L’Iran réclame 2 millions de dollars par navire pour traverser le détroit d’Ormuz — et accepte le bitcoin

Share

Le détroit d’Ormuz vient de devenir le premier point de péage maritime au monde à accepter les cryptomonnaies. Selon plusieurs sources concordantes dont Bloomberg, l’Iran impose désormais aux tankers un droit de passage pouvant atteindre 2 millions de dollars par traversée, payable en yuan chinois ou en cryptomonnaies, principalement en stablecoins.

Un système de péage piloté par les Gardiens de la Révolution

D’après les rapports de Bloomberg, de Reuters et de plusieurs médias spécialisés, le dispositif a été acté par le Comité de sécurité nationale iranien le 30 mars 2026. Les armateurs doivent désormais contacter une société intermédiaire liée au Corps des Gardiens de la Révolution islamique (IRGC) avant toute traversée.

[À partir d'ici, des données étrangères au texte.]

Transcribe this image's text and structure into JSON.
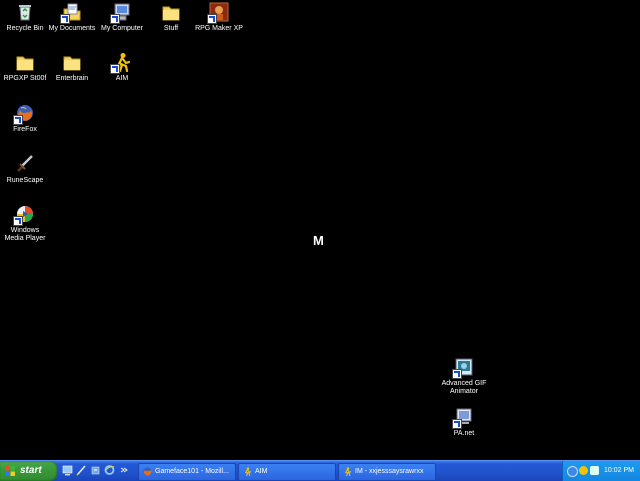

Cette intermédiaire exige la communication de nombreuses données : propriétaire du tanker, pavillon, manifeste de cargaison, destination, liste d’équipage, et informations du transpondeur AIS (système d’identification automatique des navires). Ces données sont transmises au commandement provincial de l’IRGC pour vérification — notamment pour s’assurer que le navire n’a aucun lien avec les États-Unis ou Israël.

1 dollar le baril, soit 2 millions par tanker

Le tarif négocié avec les transporteurs commence à 1 dollar par baril. Un tanker classique transportant environ 2 millions de barils se voit donc facturer près de 2 millions de dollars pour une seule traversée du détroit. Une fois le paiement effectué, l’IRGC délivre un code d’autorisation et dépêche un patrouilleur pour escorter le navire à travers le détroit.

15 à 18 tankers ont déjà payé en 24 heures

D’après les estimations de plusieurs médias cryptos, dont Cryptorank et Coin Edition, entre 15 et 18 tankers auraient acquitté ce droit de passage en l’espace de 24 heures, générant environ 36 millions de dollars de revenus pour l’Iran. Les paiements ont été effectués en yuans chinois et en stablecoins.

L’Inde proteste, les États-Unis restent silencieux

New Delhi a publiquement contesté cette mesure, affirmant que le droit de navigation gratuite à travers Ormuz est garanti par le droit international. Des sources diplomatiques indiquent que l’Inde envisage de soulever la question lors de discussions avec l’administration Trump. De leur côté, les États-Unis n’ont pas encore commenté officiellement la situation.

Une zone de vérification encore floue

Le média CoinPaper note toutefois que les détails sur les paiements en cryptomonnaie et le chiffre de 18 tankers « nécessitent encore une large confirmation indépendante« . Reuters confirme le contrôle iranien strict sur le détroit, mais ne corrobore pas explicitement les montants en crypto. La base légale de ce « péage iranien » et la question des assurances restent également des zones grises.

Le prix du baril déjà sous pression

Le détroit d’Ormuz représente environ 20 % du trafic pétrolier mondial. L’ajout d’un péage à 2 millions de dollars par traversée risque d’alourdir les coûts d’approvisionnement et de contribuer à la tension déjà existante sur les prix du pétrole. Les coûts d’assurance pour les tankers transitant par Ormuz ont par ailleurs fortement augmenté depuis le début du conflit au Moyen-Orient.